Analog Rambledotes, or What I Didn't Do on Someone Else's Summer Holiday

video description, 2025-08-04

Simkins Lambastiture had had enough, and to be perfectly frank I had had enough of Simkins Lambastiture. So I stabbed it. Not him, but it. For you see, Simkins Lamastiture was a corn puff. Now I know what you’re thinking—how was a corn puff ever elected to the House of Commons? Well, I ask you—can you think of anything more common than a corn puff? Of course you can. But that doesn’t stop them from trying to appear more common than they are. And what better way to appear that common than to reside in the house of it? So after a half-hearted campaign in which the opposing candidate was blackmailed into dropping out of the race, Simkins Lambastiture found itself on the floor of Parliament, wondering how it might obtain a corn-puff tailored little red cape and a wig like the corn puffs in the other house were so privileged to wear. So its very first act as a Parliamentarian was to veto anything that wasn’t a bill allowing little red capes and wigs for all. Now you and I both know how futile it is for someone in this office to attempt a veto, but Simkins Lambastiture had no prior governmental experience. And its constituents were growing restless at all the partisan gridlock it was causing, so they elected me to steal away into the shadows and stab Simkins Lambastiture when it least expected it. And so I did. Stabbed the poor little thing right in its corn puff shoulders. But the twist to this story, dear reader, is that the knife with which I performed said stab was in truth made entirely out of a most soothing lotion. Yes, lotion. In fact it was so soothing that one wonders how it retained its knife shape until the appointed time. Yet I swear to you it did. Right up until I stabbed, at which point it sort of melted away into the corn puff’s skin, causing it a dreadful amount of tension release. It was really more of a massage than a stabbing, come to think. As you might imagine, the chemistry was instant and intense. And now we’re terribly, terribly happy together.

the video itself

Delirious C64 Suckage - hate and unsubscribe!!

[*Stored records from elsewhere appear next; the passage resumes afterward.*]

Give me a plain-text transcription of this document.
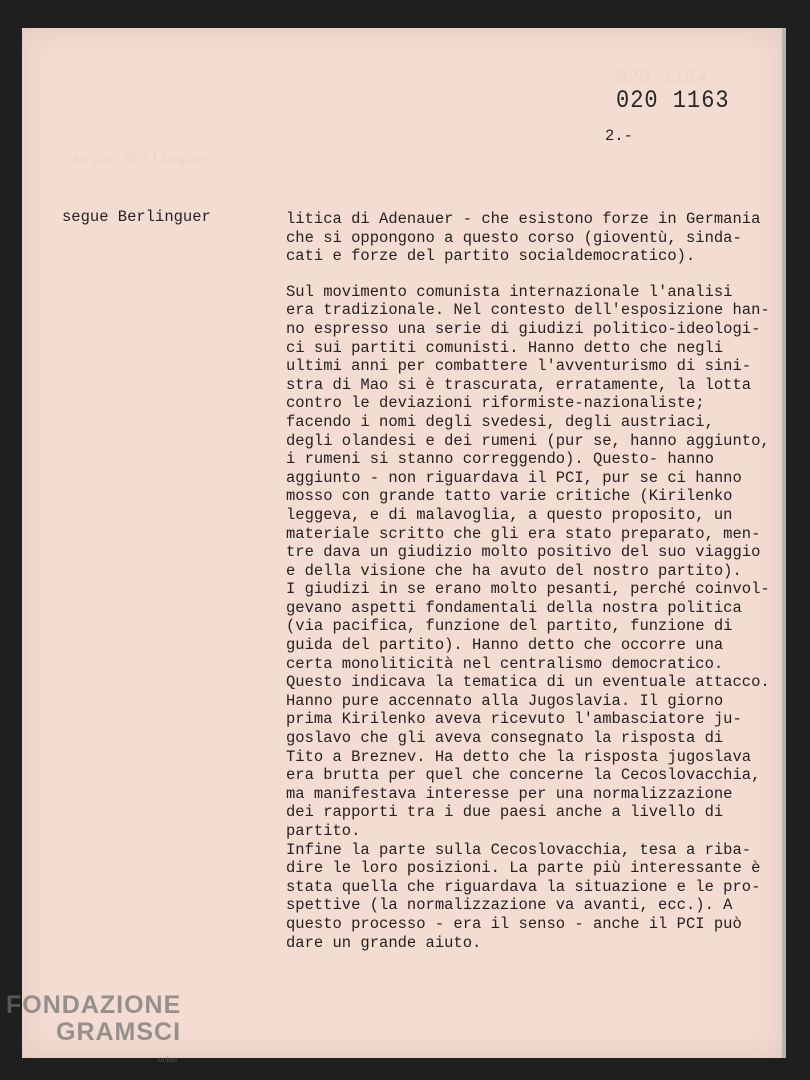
020 1164

segue Berlinguer

020 1163

2.-

segue Berlinguer	litica di Adenauer - che esistono forze in Germania
che si oppongono a questo corso (gioventù, sinda-
cati e forze del partito socialdemocratico).
Sul movimento comunista internazionale l'analisi
era tradizionale. Nel contesto dell'esposizione han-
no espresso una serie di giudizi politico-ideologi-
ci sui partiti comunisti. Hanno detto che negli
ultimi anni per combattere l'avventurismo di sini-
stra di Mao si è trascurata, erratamente, la lotta
contro le deviazioni riformiste-nazionaliste;
facendo i nomi degli svedesi, degli austriaci,
degli olandesi e dei rumeni (pur se, hanno aggiunto,
i rumeni si stanno correggendo). Questo- hanno
aggiunto - non riguardava il PCI, pur se ci hanno
mosso con grande tatto varie critiche (Kirilenko
leggeva, e di malavoglia, a questo proposito, un
materiale scritto che gli era stato preparato, men-
tre dava un giudizio molto positivo del suo viaggio
e della visione che ha avuto del nostro partito).
I giudizi in se erano molto pesanti, perché coinvol-
gevano aspetti fondamentali della nostra politica
(via pacifica, funzione del partito, funzione di
guida del partito). Hanno detto che occorre una
certa monoliticità nel centralismo democratico.
Questo indicava la tematica di un eventuale attacco.
Hanno pure accennato alla Jugoslavia. Il giorno
prima Kirilenko aveva ricevuto l'ambasciatore ju-
goslavo che gli aveva consegnato la risposta di
Tito a Breznev. Ha detto che la risposta jugoslava
era brutta per quel che concerne la Cecoslovacchia,
ma manifestava interesse per una normalizzazione
dei rapporti tra i due paesi anche a livello di
partito.
Infine la parte sulla Cecoslovacchia, tesa a riba-
dire le loro posizioni. La parte più interessante è
stata quella che riguardava la situazione e le pro-
spettive (la normalizzazione va avanti, ecc.). A
questo processo - era il senso - anche il PCI può
dare un grande aiuto.
FONDAZIONE
GRAMSCI
onlus
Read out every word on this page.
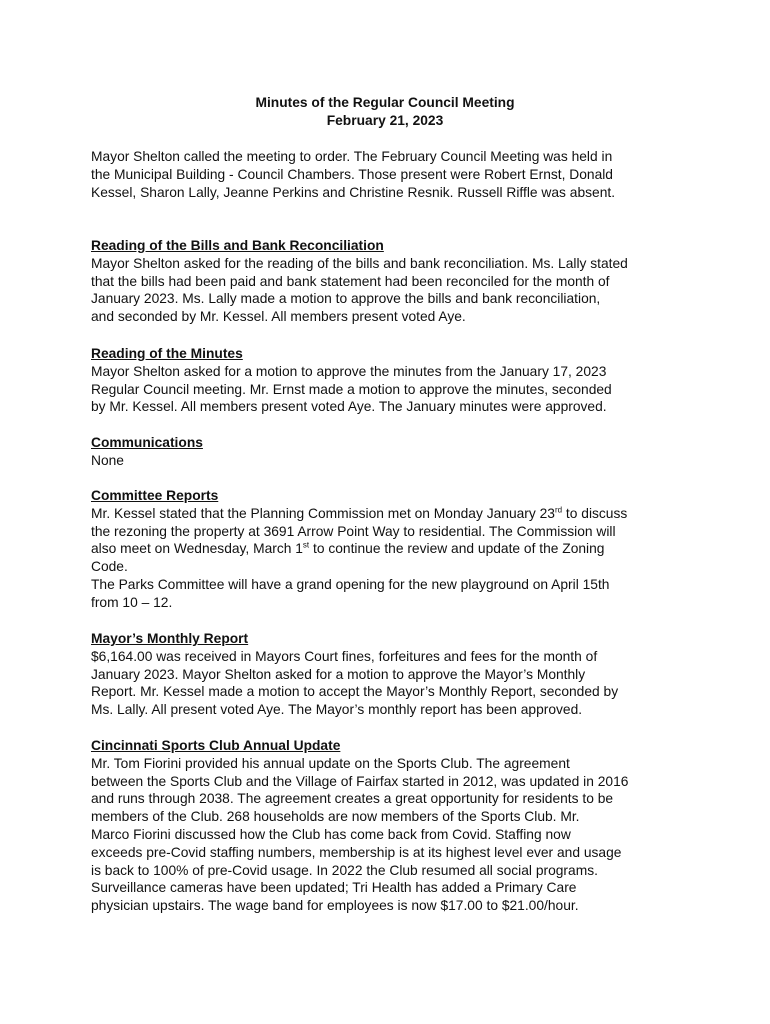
Minutes of the Regular Council Meeting
February 21, 2023
Mayor Shelton called the meeting to order. The February Council Meeting was held in
the Municipal Building - Council Chambers. Those present were Robert Ernst, Donald
Kessel, Sharon Lally, Jeanne Perkins and Christine Resnik. Russell Riffle was absent.
Reading of the Bills and Bank Reconciliation
Mayor Shelton asked for the reading of the bills and bank reconciliation. Ms. Lally stated
that the bills had been paid and bank statement had been reconciled for the month of
January 2023. Ms. Lally made a motion to approve the bills and bank reconciliation,
and seconded by Mr. Kessel. All members present voted Aye.
Reading of the Minutes
Mayor Shelton asked for a motion to approve the minutes from the January 17, 2023
Regular Council meeting. Mr. Ernst made a motion to approve the minutes, seconded
by Mr. Kessel. All members present voted Aye. The January minutes were approved.
Communications
None
Committee Reports
Mr. Kessel stated that the Planning Commission met on Monday January 23rd to discuss
the rezoning the property at 3691 Arrow Point Way to residential. The Commission will
also meet on Wednesday, March 1st to continue the review and update of the Zoning
Code.
The Parks Committee will have a grand opening for the new playground on April 15th
from 10 – 12.
Mayor’s Monthly Report
$6,164.00 was received in Mayors Court fines, forfeitures and fees for the month of
January 2023. Mayor Shelton asked for a motion to approve the Mayor’s Monthly
Report. Mr. Kessel made a motion to accept the Mayor’s Monthly Report, seconded by
Ms. Lally. All present voted Aye. The Mayor’s monthly report has been approved.
Cincinnati Sports Club Annual Update
Mr. Tom Fiorini provided his annual update on the Sports Club. The agreement
between the Sports Club and the Village of Fairfax started in 2012, was updated in 2016
and runs through 2038. The agreement creates a great opportunity for residents to be
members of the Club. 268 households are now members of the Sports Club. Mr.
Marco Fiorini discussed how the Club has come back from Covid. Staffing now
exceeds pre-Covid staffing numbers, membership is at its highest level ever and usage
is back to 100% of pre-Covid usage. In 2022 the Club resumed all social programs.
Surveillance cameras have been updated; Tri Health has added a Primary Care
physician upstairs. The wage band for employees is now $17.00 to $21.00/hour.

video description, 2025-07-08

Remember when life was simple, when shoes only came in your dad’s size, and your dad was a centaur who didn’t wear shoes in the first place? Well remember no more with new Tanpant Pantangelo. Tanpant Pantangelo is made from a new industrial grade polyponnesian macrofibre, hand-forsaken by a roadside near you, now showing in slitrovision, the 128x1 aspect ratio the whole family can’t enjoy. With Tanpant Pantangelo, your Susan B. Anthony will be BEGGING you to honor her with a commemorative silver dollar. No more messy wheat pennies, peat whennies or two-headed quarters for you, Jazzdoink. You’ll be rolling around naked in silver-cast Susan B. Anthony heads, each one looking commemoratively to the side to protect your modesty, something you obviously don’t care about yourself.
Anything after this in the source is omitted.